Blankness all around- not blackness- just white blankness. A dead end. It has been so long now- I do so want to be a part of here- feeling so left out if I don’t interact-but no words- have I forgotten my abc’s? aisa kyon hota hai?
Days flow into one another- and I keep floating in the usual routine-sometimes I get this feeling of being frozen in a time frame- I look outside and I see a frenzy- everybody else seem to have a destination, a deadline- something akin to watching the train whiz past from my balcony- for a split second the present of those numerous passengers and mine overlap and then the next moment it is like never been.
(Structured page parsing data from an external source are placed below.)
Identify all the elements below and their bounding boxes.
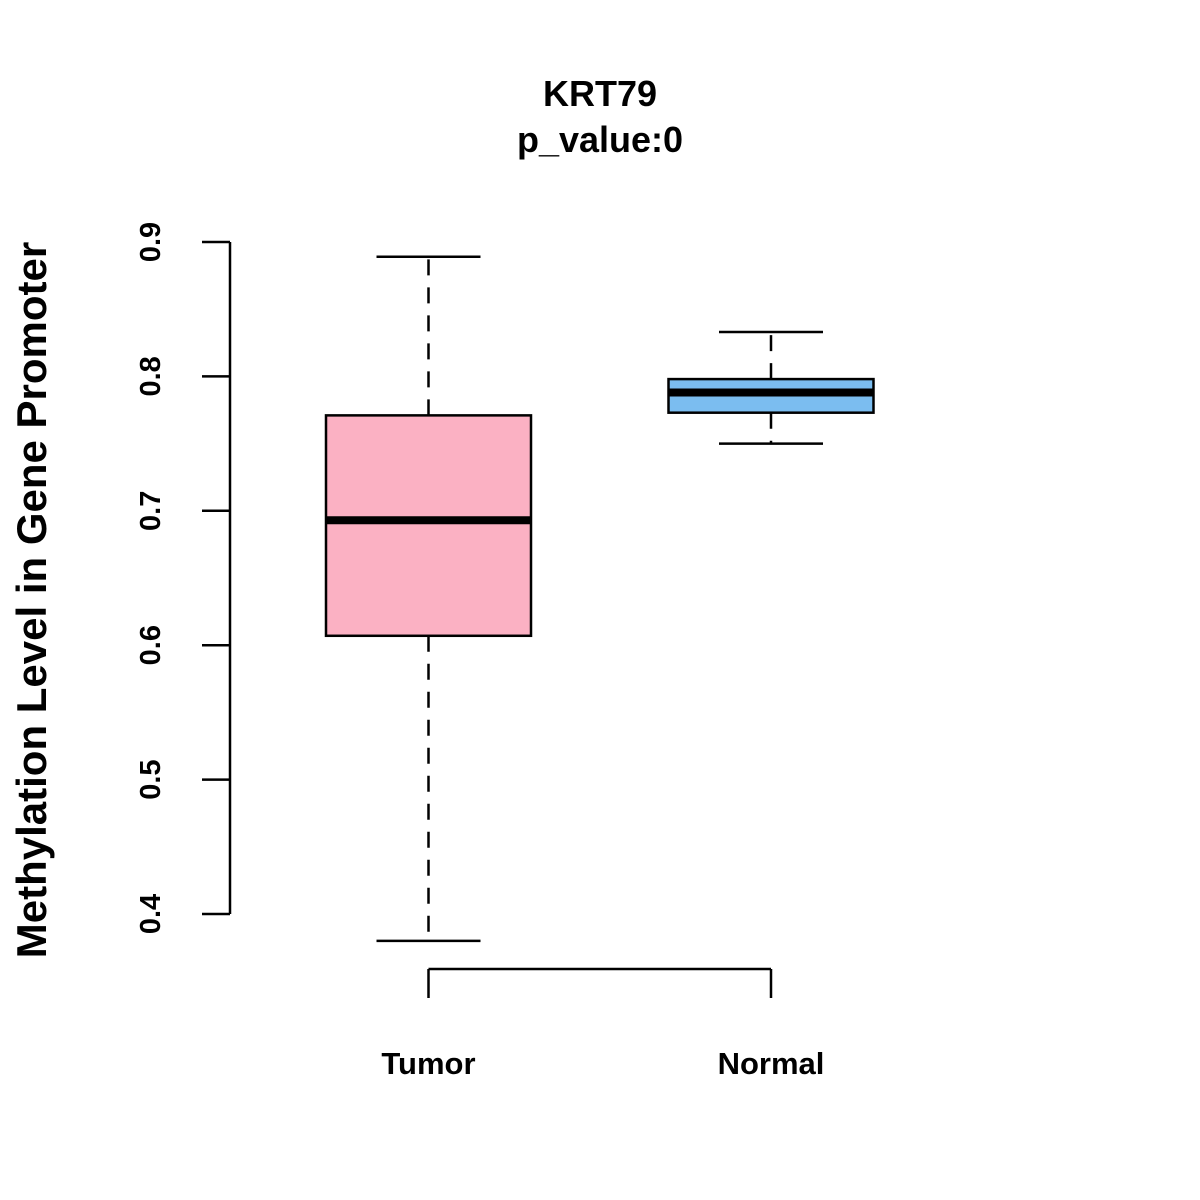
- y-tick-label: 0.6: [135, 625, 167, 665]
- y-tick-label: 0.9: [135, 222, 167, 262]
- y-tick-label: 0.8: [135, 356, 167, 396]
- chart-subtitle: p_value:0: [517, 119, 683, 160]
- x-axis: Tumor Normal: [381, 967, 825, 1081]
- boxes-group: [324, 255, 875, 943]
- x-tick-label-normal: Normal: [718, 1046, 825, 1081]
- y-tick-label: 0.7: [135, 491, 167, 531]
- y-tick-label: 0.5: [135, 759, 167, 799]
- iqr-box-tumor: [324, 414, 533, 638]
- chart-title: KRT79: [543, 73, 657, 114]
- y-axis: 0.4 0.5 0.6 0.7 0.8 0.9: [135, 222, 232, 934]
- y-axis-label: Methylation Level in Gene Promoter: [8, 242, 55, 958]
- x-tick-label-tumor: Tumor: [381, 1046, 475, 1081]
- box-tumor: [324, 255, 533, 943]
- box-normal: [667, 330, 875, 445]
- y-tick-label: 0.4: [135, 894, 167, 934]
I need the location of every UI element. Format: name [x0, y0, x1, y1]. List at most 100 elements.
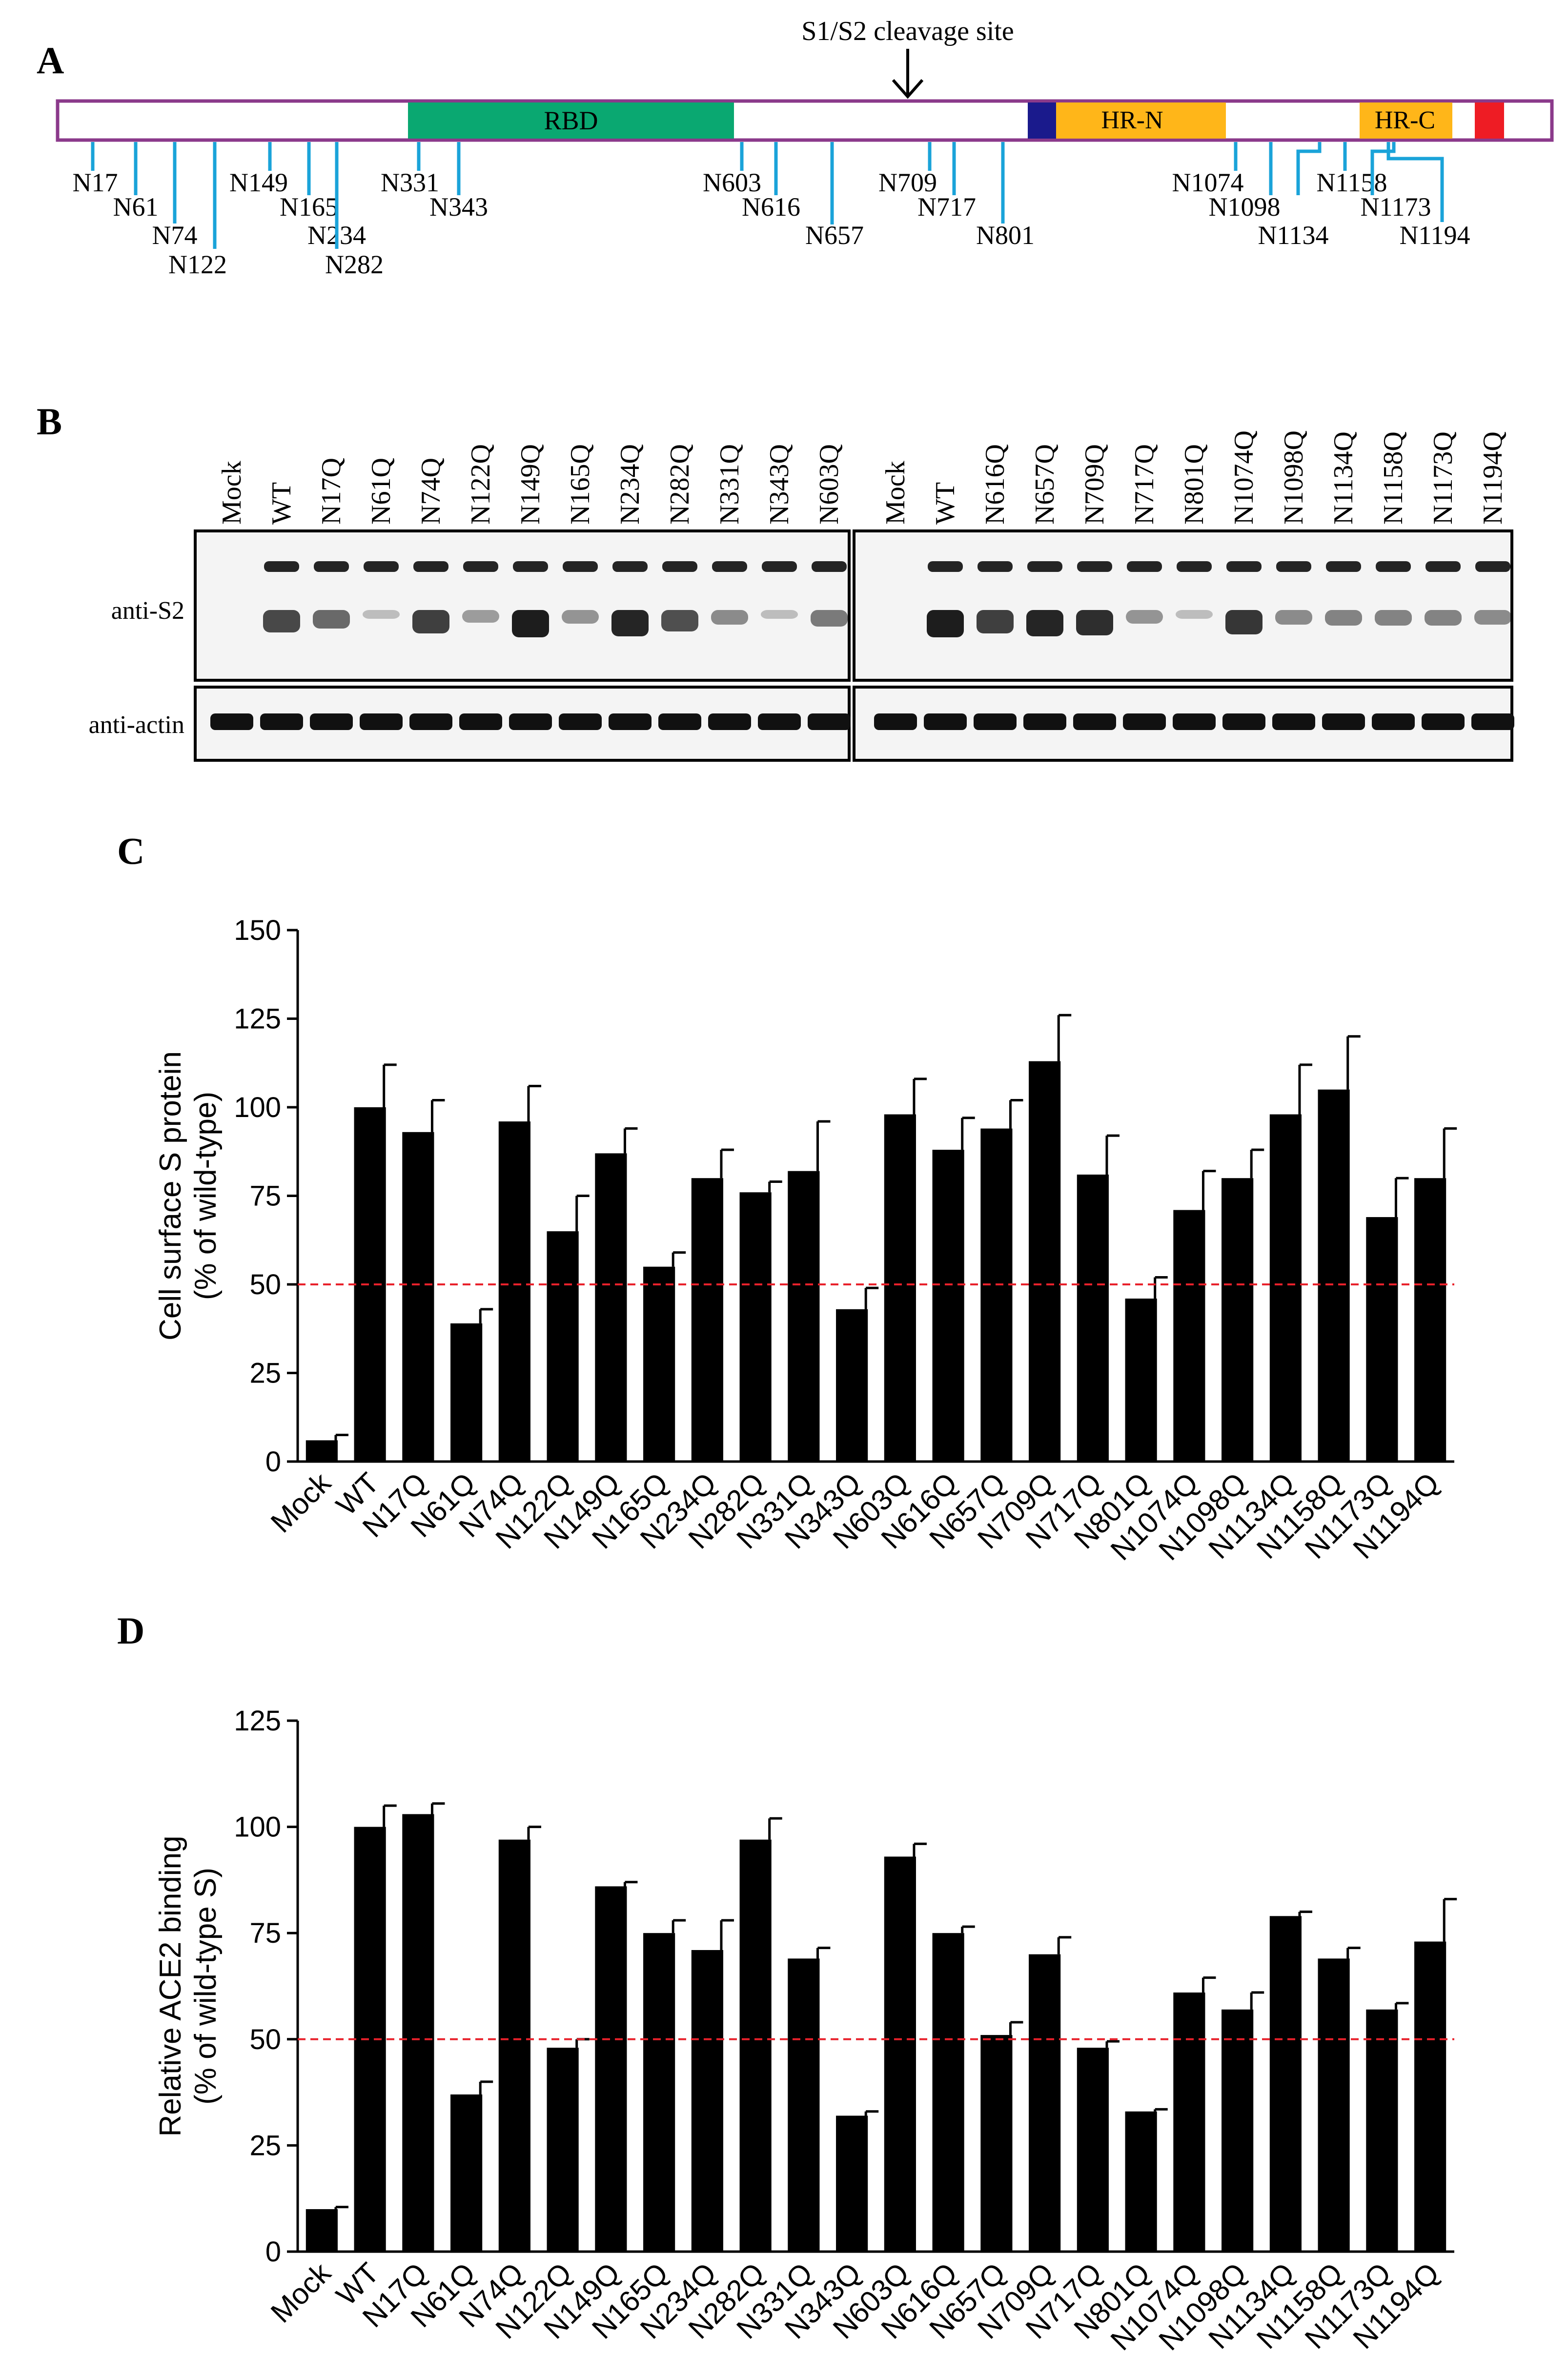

It is like they have entered the future, and I remain wedged in the past.
At this moment I am reminded of a few lines from an essay- “My watch”- by Mark Twain. The context referred to is about Twain’s new watch that goes haywire and numerous visits to the watch repairer only exacerbates the problem. After the first couple of visits, the watch which was initially racing past, gets slowed down to an amazing degree. Twain describes his predicament thus:
“After being oiled and regulated, my watch slowed down to that degree that it ticked all appointments I go to, missing my dinner, I gradually drifted back to yesterday, then the day before, then into last week and by and by the comprehension came upon me that all solitary and alone I was lingering alone in the week before last, and the world was out of sight…”
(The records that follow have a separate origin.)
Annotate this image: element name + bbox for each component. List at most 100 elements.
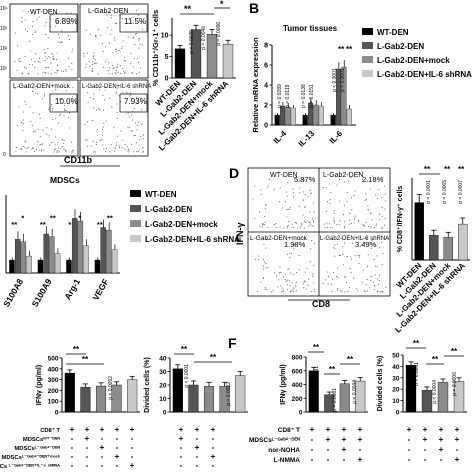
condition-sign: + <box>439 425 444 434</box>
flow-event <box>302 191 304 193</box>
flow-event <box>308 221 310 223</box>
p-value: p = 0.0119 <box>285 84 291 108</box>
flow-event <box>43 149 45 151</box>
flow-event <box>381 291 383 293</box>
flow-event <box>376 197 379 199</box>
flow-event <box>25 67 27 69</box>
flow-percent: 10.0% <box>55 97 78 106</box>
flow-event <box>333 217 335 219</box>
flow-event <box>311 218 313 220</box>
bar <box>188 384 199 413</box>
flow-plot-l-gab2-den <box>79 3 149 79</box>
flow-event <box>331 290 333 292</box>
condition-label: L-NMMA <box>274 457 301 464</box>
chart-d-bar: % CD8⁺/IFN-γ⁺ cellsWT-DENL-Gab2-DENL-Gab… <box>393 165 470 335</box>
condition-label: MDSCsᴸ⁻ᴳᵃᵇ²⁻ᴰᴱᴺ <box>14 445 60 452</box>
flow-event <box>347 180 349 182</box>
y-axis-label: Relative mRNA expression <box>251 37 260 133</box>
flow-event <box>328 183 331 185</box>
bar <box>318 105 324 126</box>
flow-event <box>57 149 59 152</box>
bar <box>235 375 246 413</box>
flow-event <box>327 227 329 229</box>
flow-event <box>93 93 95 95</box>
flow-event <box>358 262 360 264</box>
flow-event <box>287 208 289 210</box>
flow-event <box>349 213 351 215</box>
flow-event <box>375 225 377 227</box>
flow-event <box>140 67 142 69</box>
flow-event <box>69 127 71 129</box>
flow-event <box>364 291 367 293</box>
bar <box>94 259 101 274</box>
flow-event <box>312 273 314 275</box>
sig-stars: ** <box>329 365 336 374</box>
flow-event <box>31 91 33 93</box>
y-axis-label: % CD11b⁺/Gr-1⁺ cells <box>151 10 160 86</box>
flow-event <box>342 254 344 256</box>
flow-event <box>35 149 38 151</box>
flow-event <box>85 139 87 141</box>
condition-sign: + <box>439 445 444 454</box>
flow-event <box>83 55 85 57</box>
condition-sign: - <box>71 434 74 443</box>
flow-label: L-Gab2-DEN+mock <box>13 83 71 90</box>
flow-event <box>333 210 335 212</box>
flow-event <box>339 220 341 222</box>
flow-event <box>37 61 39 63</box>
flow-event <box>84 124 86 126</box>
flow-event <box>129 94 131 96</box>
flow-event <box>368 241 370 244</box>
flow-event <box>133 135 135 137</box>
flow-event <box>87 92 89 94</box>
flow-event <box>384 208 386 210</box>
flow-event <box>71 68 73 71</box>
flow-event <box>325 187 327 189</box>
bar <box>330 114 336 126</box>
flow-event <box>312 276 314 278</box>
flow-event <box>39 113 41 115</box>
flow-event <box>287 268 289 271</box>
flow-event <box>286 227 288 229</box>
bar <box>14 239 21 274</box>
flow-event <box>323 223 325 225</box>
sig-stars: ** <box>413 339 420 348</box>
flow-event <box>114 39 116 41</box>
y-tick-label: 0 <box>55 410 59 417</box>
flow-event <box>263 223 266 226</box>
flow-label: WT-DEN <box>30 9 58 16</box>
flow-event <box>31 25 34 27</box>
flow-event <box>27 73 29 75</box>
x-category-label: S100A9 <box>30 277 54 309</box>
flow-event <box>260 189 262 191</box>
chart-title: Tumor tissues <box>283 24 338 33</box>
flow-event <box>137 150 140 153</box>
flow-event <box>282 227 284 229</box>
flow-event <box>287 225 289 227</box>
bar <box>83 245 89 274</box>
flow-event <box>337 288 339 290</box>
flow-event <box>267 267 269 269</box>
flow-event <box>115 22 117 24</box>
flow-event <box>24 55 26 58</box>
condition-sign: - <box>196 434 199 443</box>
flow-event <box>357 255 359 257</box>
flow-event <box>60 42 63 44</box>
flow-event <box>287 279 289 281</box>
flow-event <box>327 283 329 285</box>
flow-event <box>293 243 296 246</box>
y-tick-label: 10 <box>161 33 169 40</box>
y-tick-label: 300 <box>48 377 59 384</box>
flow-event <box>143 134 145 136</box>
sig-stars: * <box>78 213 81 222</box>
flow-event <box>115 145 117 147</box>
flow-event <box>286 182 288 184</box>
flow-event <box>47 37 49 39</box>
flow-event <box>70 12 72 14</box>
flow-event <box>128 127 130 129</box>
flow-event <box>86 121 88 123</box>
sig-stars: * <box>220 0 224 9</box>
flow-event <box>310 290 312 292</box>
chart-e-div: 0 10 20 30 40 Divided cells (%) ** ** p < 0.0001… <box>144 345 248 417</box>
bar <box>302 114 308 126</box>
But while Twain could lay the blame on his malfunctioning watch, I have no such alibi.But I do not feel left out- I do not mind just watching- except that there is this little nook in my heart where I wonder- will my quota of such placid moments get depleted? Does every individual have a fixed quota of still ness, activity, happiness, sadness prescribed in a lifetime, am I using up my quota, will I have to pay for this placidity, this contented complacence at some point of time in the future? Have always heard, time is precious, not to waste a single moment-etc. etc- then is it a crime that I seem to languish in a sea of time? Need I feel guilty that when others are racing against time, I seem to be squandering it away? Is there some kind of law of existence that states that moments of relaxation have to be earned by hard toil? Is it possible to lend time to others who need it? Is it possible to stock time in some safe deposit for future use? And draw interest too?